For fiscal 2004, the agency expects to receive $500 million less than it requested in the proposal it sent to the Office of Management and Budget, CIO Patrick Schambach said. In the budget he sent to Congress, President Bush earmarked $4.81 billion for TSA.

Even so, TSA leaders said they won't delay their Transit Worker Identification Credential project. Through the TWIC effort, TSA wants to issue smart cards'to public- and private-sector workers'for physical and network entry at several transportation nodes across the entire nation, including ports, railways and airports.

The agency could issue a request for proposals as early as this month, said Schambach, who acknowledged that the agency must still sort out the funding gap. 'That's still going to go forward,' he said.

And, the agency this month awarded a five-year, $12 million contract to Lockheed Martin Corp. to build the nationwide passenger-screening system. Through the Computer Assisted Passenger Prescreening System II project, TSA wants to check information submitted by passengers when making airline reservations against terrorist watch lists and other records. CAPPS II would validate the information before someone boards a plane, TSA officials said.

As for the smart-card pilot, TSA first suggested its development in 2002. But the program hit holdups, partly because Congress felt the agency had over-reached realistic expectations.

Back on track

Having won over lawmakers for this year, the first phase'a four-month evaluation of six types of cards at six small entry points'was scheduled to have gotten under way already. But TSA officials said they had to spend longer than anticipated scoping out pilot sites in the Philadelphia-Wilmington region in the east and the Long Beach-Los Angeles area in the west, and narrowing down the list of technologies.

The agency expects to begin a five-month technical evaluation in a few weeks. A prototype of the preferred technology would take another seven months, pushing the earliest date for full implementation into next year.

'It was a matter of getting out, identifying areas and facilities,' said James Sharp, stakeholder manager for the TWIC program. 'I think as we got into it, maybe that [original timeline] was pushing it too quickly.'

Although it OK'd the project for this year, lawmakers voiced their concerns about the technology TSA would test.

A House Appropriations Committee report accompanying the Transportation Department appropriations bill for fiscal 2003 discouraged TSA from developing new technologies 'if existing ones, already developed by other federal agencies, are good enough.'

Lawmakers endorsed a laser-optical smart card already in use at the Immigration and Naturalization Service for green cards. Datatrac Information Services Inc. of Richardson, Texas, developed the laser-optical card for INS.

The recommendation led TSA to widen the circle of products it was considering beyond the first product descriptions it included in a June solicitation.

'We're not ruling out anything and have tried to make sure the door is open to every technological solution,' Sharp said, but declined to comment directly on the report. 'We're still finalizing the list.'

Randy Vanderhoof, executive director of the nonprofit Smart Card Alliance Inc. of Princeton Junction, N.J., said the waiting game should be near its end. 'I believe TSA has satisfied those concerns,' he said, reeling off a list of standards-ready card technologies under discussion, including laser-optical, magnetic-stripe and 2-D bar code.

TWIC check

For this year the agency received $35 million for TWIC, and lawmakers identified the pilot as a top TSA priority despite earlier criticisms from House and Senate leaders.

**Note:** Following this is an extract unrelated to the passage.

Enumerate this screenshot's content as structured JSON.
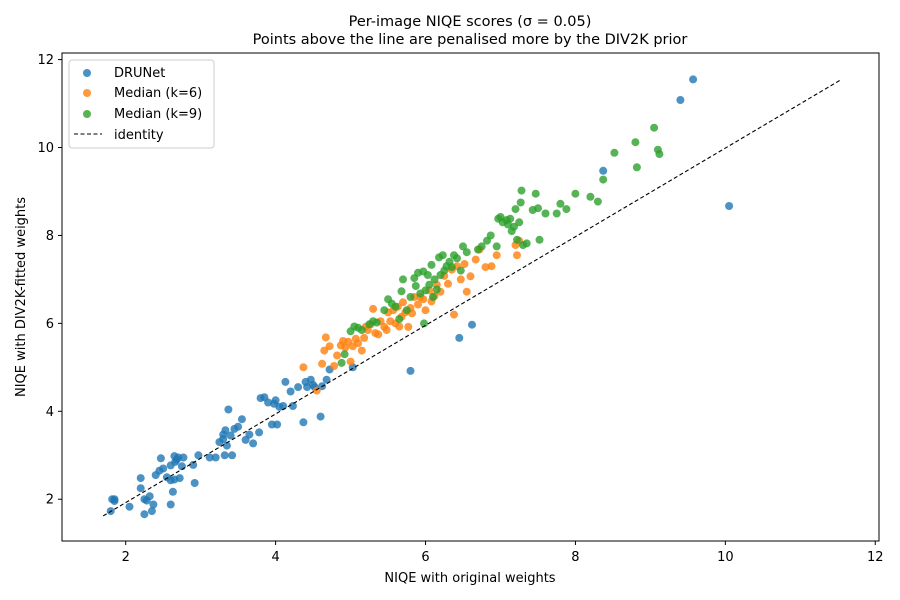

In 2002, both houses held back funding for TWIC. In the report attached to this year's funding bill, House Appropriations reiterated its earlier concerns. Chiefly, it called the idea of assigning single-card access to hundreds of workers at dozens of entry points is 'so grandiose as to be infeasible and unworkable.'

Even with a hand from industry, 'it is unlikely that consensus across all the affected industries could be reached,' the committee noted.

But TSA leaders have refused to turn their backs on TWIC.

Trucker's lament

'We have a trucker who has paid for 23 separate background investigations to enable him to have 23 separate credentials to get from Point A to Point B to Point C,' said Adm. James M. Loy, undersecretary of Transportation for security, speaking in late January at a U.S. Conference of Mayors meeting.

'We have an endless list of people associated with the transportation sector ... that we need to have confidence in, allowing them unescorted access into certain corners of the transportation system,' Loy said.

As for the passenger-screening project, Loy said CAPPS II would transfer identity-checking responsibility from the airlines to TSA.

The trade-off, Loy said, won't put passengers' private information at risk'a concern he called understandable and one raised vociferously by privacy advocacy groups in the past weeks. The system will gather from airlines a passenger's full name, address, telephone number and birth date.

It will improve the 'process by which we select those few people for additional scrutiny before we allow them on an aircraft,' Loy said.